According to the XRD results shown in Fig. 6, CaTiO₃ was the unique phase that occurred in the isothermal crystallization process of the pentabasic, titanium-bearing BF slag with 30% TiO₂ using the CLSM method at 1100°C. As shown in Fig. 9, the surface of the slag after polishing was covered by the dendrite, and other compositions of such slag likely formed the amorphous phase.

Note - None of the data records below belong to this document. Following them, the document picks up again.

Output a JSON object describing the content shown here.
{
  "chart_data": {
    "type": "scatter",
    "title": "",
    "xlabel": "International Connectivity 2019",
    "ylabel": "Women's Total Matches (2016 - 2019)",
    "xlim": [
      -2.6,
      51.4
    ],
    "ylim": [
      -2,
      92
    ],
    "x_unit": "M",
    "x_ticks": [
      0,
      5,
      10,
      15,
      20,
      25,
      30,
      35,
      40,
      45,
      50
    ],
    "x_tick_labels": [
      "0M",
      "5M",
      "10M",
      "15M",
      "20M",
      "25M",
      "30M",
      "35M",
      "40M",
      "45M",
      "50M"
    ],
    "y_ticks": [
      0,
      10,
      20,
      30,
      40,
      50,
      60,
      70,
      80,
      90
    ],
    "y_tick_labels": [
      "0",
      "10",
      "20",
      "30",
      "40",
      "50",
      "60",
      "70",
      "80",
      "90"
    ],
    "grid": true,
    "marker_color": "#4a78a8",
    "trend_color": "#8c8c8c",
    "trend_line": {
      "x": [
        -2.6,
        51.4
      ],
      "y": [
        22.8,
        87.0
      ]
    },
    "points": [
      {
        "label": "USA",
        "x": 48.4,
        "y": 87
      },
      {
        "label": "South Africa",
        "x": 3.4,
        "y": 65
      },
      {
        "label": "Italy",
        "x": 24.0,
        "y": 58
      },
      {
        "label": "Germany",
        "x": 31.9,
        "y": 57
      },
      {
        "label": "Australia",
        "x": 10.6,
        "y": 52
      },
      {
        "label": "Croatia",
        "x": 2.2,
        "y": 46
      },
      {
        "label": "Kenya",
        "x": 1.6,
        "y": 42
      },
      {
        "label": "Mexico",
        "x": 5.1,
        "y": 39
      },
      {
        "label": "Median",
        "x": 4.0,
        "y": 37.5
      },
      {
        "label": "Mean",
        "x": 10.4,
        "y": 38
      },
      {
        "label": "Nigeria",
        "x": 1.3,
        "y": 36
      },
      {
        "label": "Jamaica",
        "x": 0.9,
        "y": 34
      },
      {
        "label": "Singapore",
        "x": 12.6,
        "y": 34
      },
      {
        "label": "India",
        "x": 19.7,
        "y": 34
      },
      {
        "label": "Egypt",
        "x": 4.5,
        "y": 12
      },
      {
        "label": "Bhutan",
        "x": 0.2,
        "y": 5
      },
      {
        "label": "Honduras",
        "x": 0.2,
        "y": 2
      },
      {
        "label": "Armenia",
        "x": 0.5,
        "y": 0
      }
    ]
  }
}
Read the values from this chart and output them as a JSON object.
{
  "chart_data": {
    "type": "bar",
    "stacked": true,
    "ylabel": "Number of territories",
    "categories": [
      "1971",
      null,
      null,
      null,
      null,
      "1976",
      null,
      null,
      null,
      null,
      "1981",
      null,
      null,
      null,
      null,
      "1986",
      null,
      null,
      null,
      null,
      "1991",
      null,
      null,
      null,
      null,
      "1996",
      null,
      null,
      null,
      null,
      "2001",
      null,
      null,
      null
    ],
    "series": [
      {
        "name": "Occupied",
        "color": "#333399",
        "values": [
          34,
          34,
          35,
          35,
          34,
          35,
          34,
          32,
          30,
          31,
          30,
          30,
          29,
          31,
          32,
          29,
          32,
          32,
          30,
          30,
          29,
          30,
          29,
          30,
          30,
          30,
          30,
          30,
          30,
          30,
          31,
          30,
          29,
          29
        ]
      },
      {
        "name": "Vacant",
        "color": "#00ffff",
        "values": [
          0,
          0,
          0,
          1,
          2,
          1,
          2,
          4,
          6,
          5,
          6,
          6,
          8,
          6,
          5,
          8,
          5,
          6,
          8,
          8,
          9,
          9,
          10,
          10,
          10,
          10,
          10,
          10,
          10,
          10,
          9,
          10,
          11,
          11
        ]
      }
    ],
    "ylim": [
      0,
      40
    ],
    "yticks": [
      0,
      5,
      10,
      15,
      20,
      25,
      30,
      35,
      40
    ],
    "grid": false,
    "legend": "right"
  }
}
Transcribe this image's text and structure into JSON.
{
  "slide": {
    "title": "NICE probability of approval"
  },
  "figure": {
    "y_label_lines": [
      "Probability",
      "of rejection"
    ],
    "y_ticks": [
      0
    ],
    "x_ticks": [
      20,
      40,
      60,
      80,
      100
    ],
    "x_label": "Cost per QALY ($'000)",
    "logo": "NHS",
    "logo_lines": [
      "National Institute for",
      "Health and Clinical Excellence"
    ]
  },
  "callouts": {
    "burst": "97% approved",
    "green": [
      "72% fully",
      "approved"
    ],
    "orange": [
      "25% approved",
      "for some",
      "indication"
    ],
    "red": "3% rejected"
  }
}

Numbers 1–7 of the phase diagram shown in Fig. 10 indicate different TiO₂ contents from 0% to 30%, as shown in Table I. As observed in the phase diagram, CaAl₂Si₂O₈ was crystallized first when the basicity in the slag maintained a specific basicity of 1.0. Furthermore, CaO reacted with SiO₂ and Al₂O₃ to readily form CaAl₂Si₂O₈, rather than when the TiO₂ content was smaller than a basicity of 0.4. Therefore, it was supposed that the activity of CaO in such slag decreased as the TiO₂ content increased. As the CaO content decreased and TiO₂ content increased to more than 0.4, CaTiO₃ appeared. Consequently, a higher TiO₂ content proved beneficial to the formation of CaO with Al₂O₃ and SiO₂, while a higher TiO₂ content also resulted in the thermodynamically favorable production of CaTiO₃.

Fig. 10

Diagram from calculations using FactSage of the titanium-bearing BF slag

The phase diagram calculation results roughly agreed with those of the experiments conducted under super-cooling conditions with a lower TiO₂ content. Specifically, when the cooling rate was much higher, the mixed phases crystallized, for example CaMgSi₂O₆ and Ca(Ti,Mg,Al)(Si,Al)₂O₇, from the molten slag at a lower TiO₂ content. With an increase in TiO₂, CaTiO₃ gradually became the main phase crystallized from the molten slag when the TiO₂ content was higher than basicity of 0.4.

Conclusion

In conclusion, combining the experimental results obtained from the isothermal crystallization of quaternary slag without titanium to those of the pentabasic, titanium-bearing BF slag with increasing TiO₂ from 0% to 30%, the primary phase of the BF slag was transformed from a square-shaped melilite to a CaTiO₃ dendrite. Melilite was the primary phase of the BF slag during the crystallization process for a TiO₂ content of 0% and 10%. Similarly, TiO₂ was the primary phase for the TiO₂ content of 20%; however, clinopyroxene was also observed. Furthermore, CaTiO₃ presented a unique crystalline phase for the TiO₂ content of 30%. Thus, the TiO₂ content in the BF slag proved to have a significant influence on the crystalline phase, crystal morphology, and other characteristics.

This study explains the crystallization process of BF slag with the addition of TiO₂. The results can be used for controlling the crystallization of titanium-rich phases in the slag, promoting the utilization of the titanium-bearing BF slag.